Oil is the Federal Reserve's 800-pound gorilla

What the Fed is really saying
What the Fed is really saying

For months the Federal Reserve has been fixated on jobs, jobs, jobs. Is hiring strong enough in the U.S.? And what about wages? But now there's another wild card in the mix as the Fed considers when to raise interest rates: oil.

The stock market just suffered its worst week in years along with a dramatic drop in oil prices. So investors and economists are now wondering if the Fed will (or should) discuss what impact lower energy prices may have on its outlook for inflation.

"That 800 pound gorilla known as oil? Will anybody notice it? Yes. It will be noticed. The Fed will have to address it. It needs to be proactive," said Dorothy Weaver, CEO of Collins Capital and former chairman of the Federal Reserve Bank of Atlanta's Miami branch.

The Fed meets this week and will put out a formal policy statement Wednesday. Traders will be watching to see if the Federal Reserve finally drops the term "considerable time" from its release. The Fed has been using that language to describe how long it thinks it should keep interest rates near zero.

Weaver thinks the Fed will need to talk about how oil may be a factor that is keeping inflation relatively low either in its statement or during the press conference by Fed chair Janet Yellen. That's important because inflation is one key thing the Fed looks at when making decisions. The other is the job market.

oil janet yellen
The job market is humming along nicely. But now Janet Yellen may have to worry about plunging oil prices.

Time to raise rates: With the unemployment rate continuing to fall and the economy adding jobs this year at the best clip since 1999, the Fed should feel comfortable finally raising rates sometime in 2015. Rates have been near zero since December 2008.

The lack of inflation has to be a concern too though. The Fed has two official tasks, or mandates: trying to maximize employment and keeping prices stable.

If oil prices continue to fall and the prices of other goods follow suit, that could be a sign of a weakening economy and deflation. Interest rate hikes would not be a great idea if the economy is still fragile.

Related: 2015 may be the year the stock market slows to a trot

The oil scare: That's why Weaver thinks the Fed will continue to indicate that any policy changes will depend on the data, not the calendar.

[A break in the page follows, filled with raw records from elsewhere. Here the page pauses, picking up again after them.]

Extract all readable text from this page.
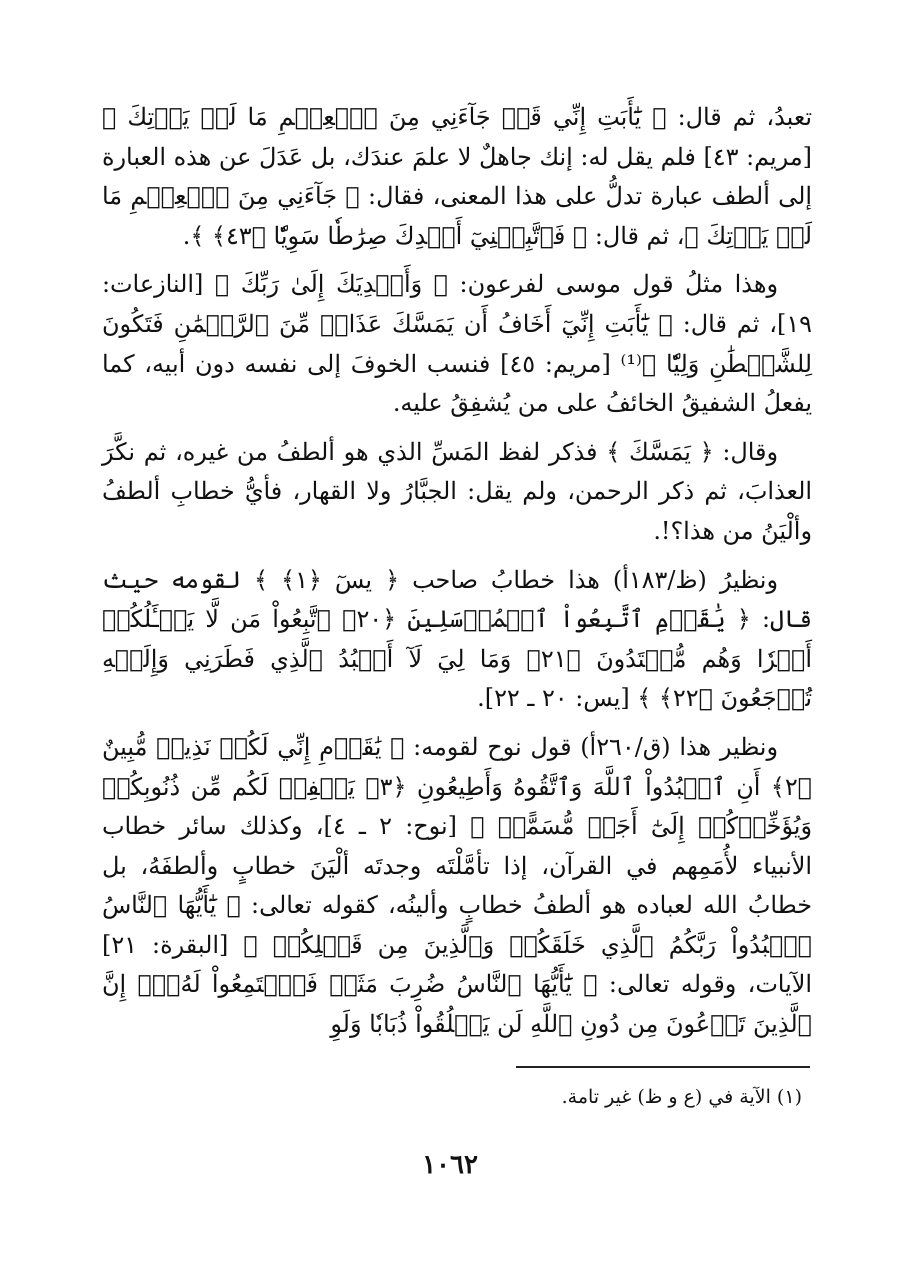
تعبدُ، ثم قال: ﴿ يَٰٓأَبَتِ إِنِّي قَدۡ جَآءَنِي مِنَ ٱلۡعِلۡمِ مَا لَمۡ يَأۡتِكَ ﴾ [مريم: ٤٣] فلم يقل له: إنك جاهلٌ لا علمَ عندَك، بل عَدَلَ عن هذه العبارة إلى ألطف عبارة تدلُّ على هذا المعنى، فقال: ﴿ جَآءَنِي مِنَ ٱلۡعِلۡمِ مَا لَمۡ يَأۡتِكَ ﴾، ثم قال: ﴿ فَٱتَّبِعۡنِيٓ أَهۡدِكَ صِرَٰطٗا سَوِيّٗا ﴿٤٣﴾ ﴾.

وهذا مثلُ قول موسى لفرعون: ﴿ وَأَهۡدِيَكَ إِلَىٰ رَبِّكَ ﴾ [النازعات: ١٩]، ثم قال: ﴿ يَٰٓأَبَتِ إِنِّيٓ أَخَافُ أَن يَمَسَّكَ عَذَابٞ مِّنَ ٱلرَّحۡمَٰنِ فَتَكُونَ لِلشَّيۡطَٰنِ وَلِيّٗا ﴾⁽¹⁾ [مريم: ٤٥] فنسب الخوفَ إلى نفسه دون أبيه، كما يفعلُ الشفيقُ الخائفُ على من يُشفِقُ عليه.

وقال: ﴿ يَمَسَّكَ ﴾ فذكر لفظ المَسِّ الذي هو ألطفُ من غيره، ثم نكَّرَ العذابَ، ثم ذكر الرحمن، ولم يقل: الجبَّارُ ولا القهار، فأيُّ خطابِ ألطفُ وألْيَنُ من هذا؟!.

ونظيرُ (ظ/١٨٣أ) هذا خطابُ صاحب ﴿ يسٓ ﴿١﴾ ﴾ لقومه حيث قال: ﴿ يَٰقَوۡمِ ٱتَّبِعُواْ ٱلۡمُرۡسَلِينَ ﴿٢٠﴾ ٱتَّبِعُواْ مَن لَّا يَسۡـَٔلُكُمۡ أَجۡرٗا وَهُم مُّهۡتَدُونَ ﴿٢١﴾ وَمَا لِيَ لَآ أَعۡبُدُ ٱلَّذِي فَطَرَنِي وَإِلَيۡهِ تُرۡجَعُونَ ﴿٢٢﴾ ﴾ [يس: ٢٠ ـ ٢٢].

ونظير هذا (ق/٢٦٠أ) قول نوح لقومه: ﴿ يَٰقَوۡمِ إِنِّي لَكُمۡ نَذِيرٞ مُّبِينٌ ﴿٢﴾ أَنِ ٱعۡبُدُواْ ٱللَّهَ وَٱتَّقُوهُ وَأَطِيعُونِ ﴿٣﴾ يَغۡفِرۡ لَكُم مِّن ذُنُوبِكُمۡ وَيُؤَخِّرۡكُمۡ إِلَىٰٓ أَجَلٖ مُّسَمًّىۚ ﴾ [نوح: ٢ ـ ٤]، وكذلك سائر خطاب الأنبياء لأُمَمِهم في القرآن، إذا تأمَّلْتَه وجدتَه ألْيَنَ خطابٍ وألطفَهُ، بل خطابُ الله لعباده هو ألطفُ خطابٍ وألينُه، كقوله تعالى: ﴿ يَٰٓأَيُّهَا ٱلنَّاسُ ٱعۡبُدُواْ رَبَّكُمُ ٱلَّذِي خَلَقَكُمۡ وَٱلَّذِينَ مِن قَبۡلِكُمۡ ﴾ [البقرة: ٢١] الآيات، وقوله تعالى: ﴿ يَٰٓأَيُّهَا ٱلنَّاسُ ضُرِبَ مَثَلٞ فَٱسۡتَمِعُواْ لَهُۥٓۚ إِنَّ ٱلَّذِينَ تَدۡعُونَ مِن دُونِ ٱللَّهِ لَن يَخۡلُقُواْ ذُبَابٗا وَلَوِ

(١) الآية في (ع و ظ) غير تامة.
١٠٦٢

"Yellen will want to keep her options open," she said. "People are spooked and nervous right now. Anything can be a tipping point for the market and the Fed does not want to be that tipping point."

Qunicy Krosby, a market strategist with Prudential Financial, said that the Fed should show more concern about what's going on with oil.

Falling oil prices are 'so dramatic'
Falling oil prices are 'so dramatic'

Two key Fed officials said earlier this month that the drop in energy prices was a good thing because it should help lift consumer spending. But with prices plummeting even further since then, Krosby said the Fed may have to reevaluate that argument.

"You can look at how lower oil helps the U.S. economy, but this is not an equation that's equal on both sides. It could be a sign of weakness in Europe, China and Japan. Plus, you are starting to hear about domestic job cuts in the energy industry," she said.

Related: Tumbling oil could take thousands of jobs with it

Bond investors seem to be betting that the Fed will remain cautious. That's likely due, in part, to what's going on with oil. The yield on the 10-Year U.S. Treasury is currently just 2.12%, not far from the 1.87% low point of the year.

If the bond market expected rates to go up sooner rather than later, investors would be more apt to sell bonds and push their yields higher.

"One of the Fed's goals is to keep inflation in check. There is none. That's why I think bond yields are going to continue to fall," said Brian Needleman, chief investment officer with Cornerstone Financial Partners.